# Sharpe Ratio, risk free rate [closed]

when comparing the Sharpe Ratio (SR) of two different funds, does it make a difference, whether I use excess returs (returns - risk free rate) or returns (without dedcuting the risk free rate, assuming the risk free rate is always 0%) in the numerator? Since I am subtracting the same risk free rate from the returns of the two funds, the result (eg. Fund A has a higher SR than Fund B) should be the same, irrespective of calculating with excess returns or returns?!

many thanks in advance!

## 2 Answers

No, this is not the same. For example, consider the scenario \begin{align*} r_A &= 10\% \quad\quad \sigma_A = 10\% \\ r_B &= 1.5\% \quad\quad \sigma_B = 1\% \\ \end{align*} If $r_f=1\%$, $$\text{SR}_A=0.90 \quad\quad \text{SR}_B=0.50$$ then $A$ has the higher sharpe.

Now if $r_f=0\%$, $$\text{SR}_A=1.00 \quad\quad \text{SR}_B=1.50$$ then $B$ has the higher Sharpe.

A motivating idea for the Sharpe Ratio is that the measure is invariant to leverage. Let's say we lever up $\alpha$ on the excess return $r^A - r^f$ to have the excess return $r^x = \alpha \left(r^A - r^f \right)$

Trivially, the Sharpe Ratio is unchanged:

\begin{align*} \mathit{SR} &= \frac{\operatorname{E}[\alpha \left( r^A - r^f \right) ]}{\operatorname{Stdev}\left( \alpha \left( r^A - r^f \right) \right) } = \frac{\operatorname{E}[ r^A - r^f ]}{\operatorname{Stdev}\left( r^A - r^f \right) } \end{align*}

On the other hand if you you have returns rather than excess returns, this doesn't work. Let return $r = (1 + \alpha) r^A - \alpha r^f$. Observe the measure would not be invariant to leverage.

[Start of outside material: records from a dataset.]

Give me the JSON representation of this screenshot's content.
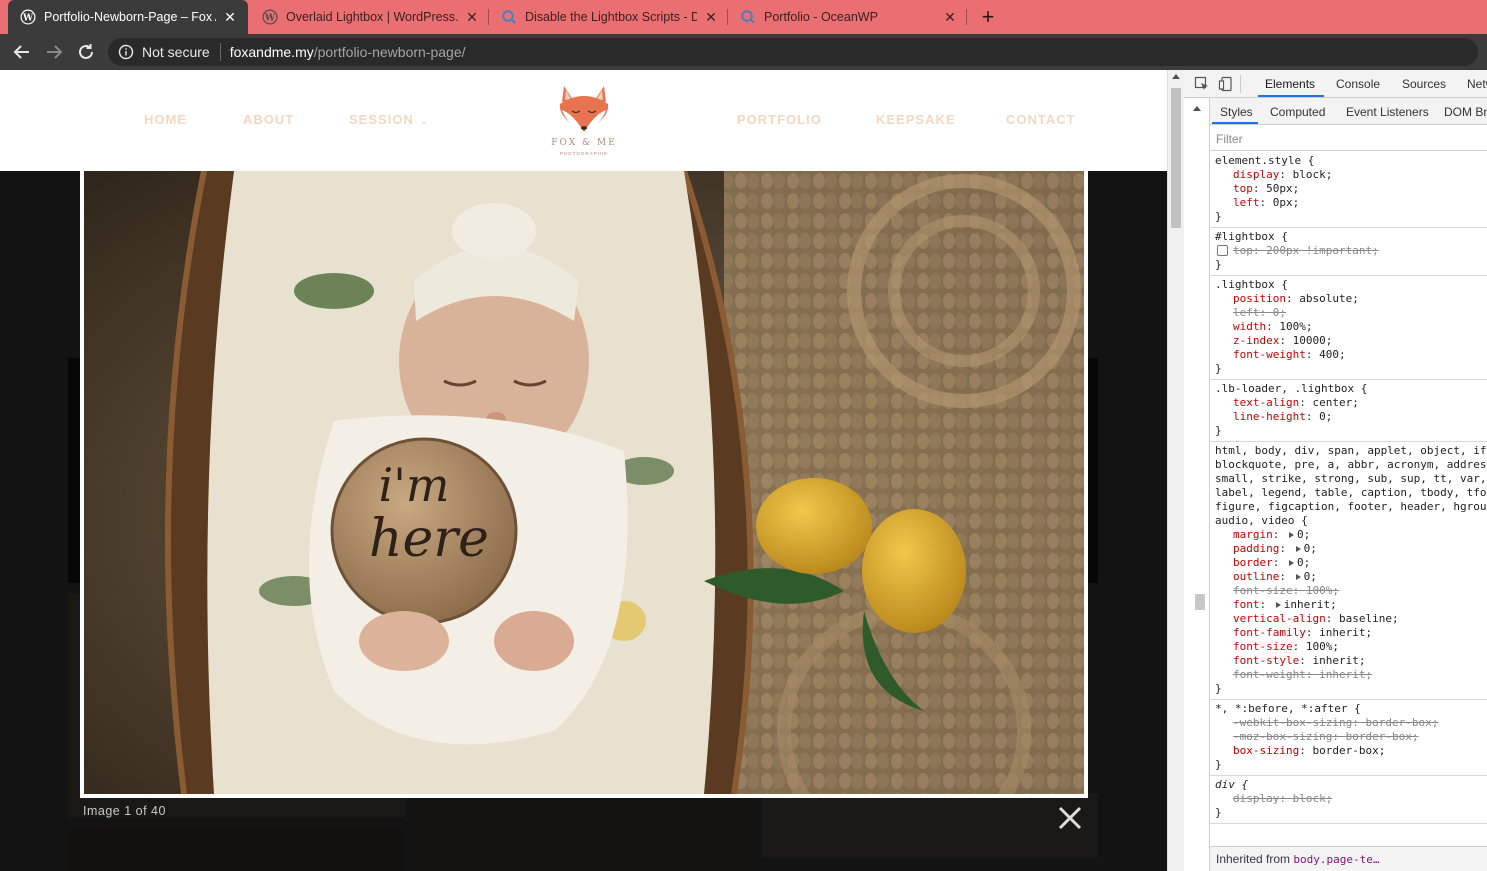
{
  "browser": {
    "tabs": [
      {
        "title": "Portfolio-Newborn-Page – Fox And Me",
        "icon": "wordpress-icon",
        "active": true
      },
      {
        "title": "Overlaid Lightbox | WordPress.org",
        "icon": "wordpress-icon",
        "active": false
      },
      {
        "title": "Disable the Lightbox Scripts - Docs",
        "icon": "oceanwp-search-icon",
        "active": false
      },
      {
        "title": "Portfolio - OceanWP",
        "icon": "oceanwp-search-icon",
        "active": false
      }
    ],
    "close_glyph": "✕",
    "new_tab_glyph": "+",
    "security_label": "Not secure",
    "url_host": "foxandme.my",
    "url_path": "/portfolio-newborn-page/"
  },
  "site": {
    "nav_left": [
      "HOME",
      "ABOUT",
      "SESSION"
    ],
    "nav_right": [
      "PORTFOLIO",
      "KEEPSAKE",
      "CONTACT"
    ],
    "logo_name": "FOX & ME",
    "logo_sub": "PHOTOGRAPHIE",
    "accent_color": "#f2d7c1"
  },
  "lightbox": {
    "caption": "Image 1 of 40",
    "sign_text_1": "i'm",
    "sign_text_2": "here"
  },
  "devtools": {
    "tabs": [
      "Elements",
      "Console",
      "Sources",
      "Network"
    ],
    "active_tab": "Elements",
    "subtabs": [
      "Styles",
      "Computed",
      "Event Listeners",
      "DOM Breakpoints"
    ],
    "filter_placeholder": "Filter",
    "rules": [
      {
        "selector": "element.style {",
        "props": [
          {
            "name": "display",
            "value": "block;"
          },
          {
            "name": "top",
            "value": "50px;"
          },
          {
            "name": "left",
            "value": "0px;"
          }
        ]
      },
      {
        "selector": "#lightbox {",
        "props": [
          {
            "name": "top",
            "value": "200px !important;",
            "struck": true,
            "checkbox": true
          }
        ]
      },
      {
        "selector": ".lightbox {",
        "props": [
          {
            "name": "position",
            "value": "absolute;"
          },
          {
            "name": "left",
            "value": "0;",
            "struck": true
          },
          {
            "name": "width",
            "value": "100%;"
          },
          {
            "name": "z-index",
            "value": "10000;"
          },
          {
            "name": "font-weight",
            "value": "400;"
          }
        ]
      },
      {
        "selector": ".lb-loader, .lightbox {",
        "props": [
          {
            "name": "text-align",
            "value": "center;"
          },
          {
            "name": "line-height",
            "value": "0;"
          }
        ]
      },
      {
        "selector": "html, body, div, span, applet, object, iframe,",
        "selector_extra": [
          "blockquote, pre, a, abbr, acronym, address,",
          "small, strike, strong, sub, sup, tt, var, b,",
          "label, legend, table, caption, tbody, tfoot,",
          "figure, figcaption, footer, header, hgroup,",
          "audio, video {"
        ],
        "props": [
          {
            "name": "margin",
            "value": "0;",
            "tri": true
          },
          {
            "name": "padding",
            "value": "0;",
            "tri": true
          },
          {
            "name": "border",
            "value": "0;",
            "tri": true
          },
          {
            "name": "outline",
            "value": "0;",
            "tri": true
          },
          {
            "name": "font-size",
            "value": "100%;",
            "struck": true
          },
          {
            "name": "font",
            "value": "inherit;",
            "tri": true
          },
          {
            "name": "vertical-align",
            "value": "baseline;"
          },
          {
            "name": "font-family",
            "value": "inherit;"
          },
          {
            "name": "font-size",
            "value": "100%;"
          },
          {
            "name": "font-style",
            "value": "inherit;"
          },
          {
            "name": "font-weight",
            "value": "inherit;",
            "struck": true
          }
        ]
      },
      {
        "selector": "*, *:before, *:after {",
        "props": [
          {
            "name": "-webkit-box-sizing",
            "value": "border-box;",
            "struck": true
          },
          {
            "name": "-moz-box-sizing",
            "value": "border-box;",
            "struck": true
          },
          {
            "name": "box-sizing",
            "value": "border-box;"
          }
        ]
      },
      {
        "selector": "div {",
        "italic": true,
        "props": [
          {
            "name": "display",
            "value": "block;",
            "struck": true
          }
        ]
      }
    ],
    "inherited_label": "Inherited from",
    "inherited_link": "body.page-te…"
  }
}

$$?? = \frac{\operatorname{E}[ (1 + \alpha) r^A - \alpha r^f]}{\operatorname{Stdev}\left( (1 + \alpha) r^A - \alpha r^f]\right)} \neq \frac{\operatorname{E}[ r^A ]}{\operatorname{Stdev}\left( r^A \right)}$$

An excess return (or zero cost portfolio return) is the return on a portfolio that is equally long and short. The difference between two returns is an excess return.